The National Credit Union Administration said Friday it has sued Morgan Stanley for misrepresenting the quality of the residential mortgages tucked into the securities the bank sold to two now-defunct credit unions.

The lawsuit by the regulatory agency, filed Aug. 16, is the latest in a series of civil cases it has brought against investment banks, including Goldman Sachs and Barclays, for saddling credit unions with millions of dollars in troubled loans that led to their demise.

Selling mortgage securities was a brisk business for Wall Street for many years. Banks, after issuing loans, would pool hundreds of mortgages together and market the bundles as investments that could be traded just like stocks.

Morgan Stanley and its affiliates are being accused of misleading U.S. Central Federal Credit Union, based in Lenexa, Kan., and Western Corporate Federal Credit Union, based in San Damas, Calif., about the risks associated with more than $566 million worth of mortgage securities.

The NCUA claims the bank made false statements about the underwriting standards used to originate the home loan securities that were sold between 2006 and 2007.

“The originators systematically abandoned the stated underwriting guidelines in the offering documents,” according to the complaint. “The securities were destined from inception to perform poorly.”

As a result, both credit unions sustained hundreds of millions of dollars in losses as the housing market melted down, according to the complaint. U.S. Central and WesCorp became insolvent and were subsequently placed into conservatorship and liquidated.

“Firms like Morgan Stanley sold securities that turned out to be faulty, triggering a crisis in the credit union industry that has been extremely expensive to contain and repair,” Debbie Matz, chairman of the NCUA, said in a statement.

Officials at Morgan Stanley declined to comment on the case. The firm has been sued by several investors and regulators, including the Federal Housing Finance Agency, for the sale of its residential mortgage-backed securities.

The NCUA said the amount of civil penalties will be determined as the litigation proceeds. Any amount recovered from the lawsuit will be used to replenish a industry-financed stabilization fund.

In its role as receiver for failed credit unions, the NCUA has filed 11 lawsuits since 2008 against Wall Street firms to recover losses from residential mortgage-backed securities investments. The agency has settled claims collectively worth more than $335 million with Citigroup, HSBC, Bank of America and Deutsche Bank.

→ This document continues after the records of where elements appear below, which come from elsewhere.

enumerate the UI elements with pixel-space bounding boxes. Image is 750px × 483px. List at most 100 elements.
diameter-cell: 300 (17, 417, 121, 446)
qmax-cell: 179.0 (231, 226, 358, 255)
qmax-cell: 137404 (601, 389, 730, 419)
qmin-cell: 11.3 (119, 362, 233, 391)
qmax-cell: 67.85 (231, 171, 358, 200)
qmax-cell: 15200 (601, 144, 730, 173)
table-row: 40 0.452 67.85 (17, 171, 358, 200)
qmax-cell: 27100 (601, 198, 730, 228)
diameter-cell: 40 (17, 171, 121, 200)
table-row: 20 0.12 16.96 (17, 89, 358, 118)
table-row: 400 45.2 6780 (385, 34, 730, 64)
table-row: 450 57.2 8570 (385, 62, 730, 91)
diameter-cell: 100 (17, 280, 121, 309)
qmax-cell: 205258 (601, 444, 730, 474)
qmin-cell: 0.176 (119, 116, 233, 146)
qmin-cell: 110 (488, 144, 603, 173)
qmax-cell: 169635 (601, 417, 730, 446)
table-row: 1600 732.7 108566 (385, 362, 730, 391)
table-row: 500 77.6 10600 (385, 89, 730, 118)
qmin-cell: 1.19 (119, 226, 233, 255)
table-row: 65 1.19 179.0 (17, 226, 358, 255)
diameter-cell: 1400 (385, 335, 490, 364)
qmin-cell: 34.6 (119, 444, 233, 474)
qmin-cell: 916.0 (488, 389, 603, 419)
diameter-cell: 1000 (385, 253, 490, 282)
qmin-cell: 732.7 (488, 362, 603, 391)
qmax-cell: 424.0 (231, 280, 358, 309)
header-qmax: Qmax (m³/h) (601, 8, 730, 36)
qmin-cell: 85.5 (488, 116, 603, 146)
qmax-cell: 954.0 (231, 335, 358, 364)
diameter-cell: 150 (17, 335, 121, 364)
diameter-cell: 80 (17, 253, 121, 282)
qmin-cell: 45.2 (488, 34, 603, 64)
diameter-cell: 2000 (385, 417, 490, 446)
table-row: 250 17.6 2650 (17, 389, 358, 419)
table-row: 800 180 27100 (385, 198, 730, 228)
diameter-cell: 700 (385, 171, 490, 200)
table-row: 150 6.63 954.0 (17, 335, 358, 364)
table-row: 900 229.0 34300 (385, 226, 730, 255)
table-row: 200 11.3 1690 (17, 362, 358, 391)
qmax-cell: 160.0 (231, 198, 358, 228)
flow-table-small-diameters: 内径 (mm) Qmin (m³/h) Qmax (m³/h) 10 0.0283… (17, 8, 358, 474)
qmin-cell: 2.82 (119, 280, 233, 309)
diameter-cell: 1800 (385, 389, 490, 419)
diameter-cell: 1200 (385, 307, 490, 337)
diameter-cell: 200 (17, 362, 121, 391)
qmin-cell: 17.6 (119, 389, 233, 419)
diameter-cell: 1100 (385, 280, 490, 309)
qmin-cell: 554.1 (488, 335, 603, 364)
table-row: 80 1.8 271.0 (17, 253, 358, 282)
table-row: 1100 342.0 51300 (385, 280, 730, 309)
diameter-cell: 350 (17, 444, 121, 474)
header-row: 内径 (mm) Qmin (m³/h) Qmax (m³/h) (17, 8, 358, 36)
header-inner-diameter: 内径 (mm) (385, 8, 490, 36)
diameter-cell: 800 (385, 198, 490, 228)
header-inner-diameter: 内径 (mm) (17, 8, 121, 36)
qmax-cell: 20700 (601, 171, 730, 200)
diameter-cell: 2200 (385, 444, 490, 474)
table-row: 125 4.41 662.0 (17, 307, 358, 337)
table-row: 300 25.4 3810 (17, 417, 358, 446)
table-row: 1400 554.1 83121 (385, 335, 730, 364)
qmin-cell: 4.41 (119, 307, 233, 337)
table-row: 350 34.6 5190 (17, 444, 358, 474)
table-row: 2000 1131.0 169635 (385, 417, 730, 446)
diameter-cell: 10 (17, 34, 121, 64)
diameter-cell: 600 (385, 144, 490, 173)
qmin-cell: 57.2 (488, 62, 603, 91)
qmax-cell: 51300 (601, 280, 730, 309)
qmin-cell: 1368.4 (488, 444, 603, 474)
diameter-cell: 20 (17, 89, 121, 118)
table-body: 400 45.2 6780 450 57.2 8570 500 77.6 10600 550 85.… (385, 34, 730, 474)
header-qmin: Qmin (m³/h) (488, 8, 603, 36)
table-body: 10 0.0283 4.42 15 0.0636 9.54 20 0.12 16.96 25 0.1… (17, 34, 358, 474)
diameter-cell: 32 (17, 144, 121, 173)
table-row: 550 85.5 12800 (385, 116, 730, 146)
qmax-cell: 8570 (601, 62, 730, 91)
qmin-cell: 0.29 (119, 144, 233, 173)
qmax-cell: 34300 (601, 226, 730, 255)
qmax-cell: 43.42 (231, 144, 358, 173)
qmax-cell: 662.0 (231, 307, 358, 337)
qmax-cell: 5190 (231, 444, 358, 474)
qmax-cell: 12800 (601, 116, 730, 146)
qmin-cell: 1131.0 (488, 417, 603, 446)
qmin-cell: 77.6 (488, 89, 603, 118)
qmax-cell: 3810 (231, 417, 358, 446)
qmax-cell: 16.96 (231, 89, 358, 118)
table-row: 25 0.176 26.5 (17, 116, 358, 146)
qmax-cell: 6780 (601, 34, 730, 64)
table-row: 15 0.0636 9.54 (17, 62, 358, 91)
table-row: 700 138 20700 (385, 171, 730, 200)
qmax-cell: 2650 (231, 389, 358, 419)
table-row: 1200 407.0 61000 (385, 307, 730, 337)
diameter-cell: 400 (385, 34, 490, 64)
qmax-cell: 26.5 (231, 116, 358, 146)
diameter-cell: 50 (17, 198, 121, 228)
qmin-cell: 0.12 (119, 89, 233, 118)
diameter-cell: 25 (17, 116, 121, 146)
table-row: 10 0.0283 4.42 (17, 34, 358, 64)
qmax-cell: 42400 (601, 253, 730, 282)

The NCUA, like the Federal Deposit Insurance Corp., has been waging legal battles against firms, directors and officers that it says had a hand in the failure of credit unions. To date, the agency has had to dole out $3.5 billion from the stabilization fund to protect the industry following the collapse of five corporate credit unions and specialized institutions that provide products and services to the entire credit-union system.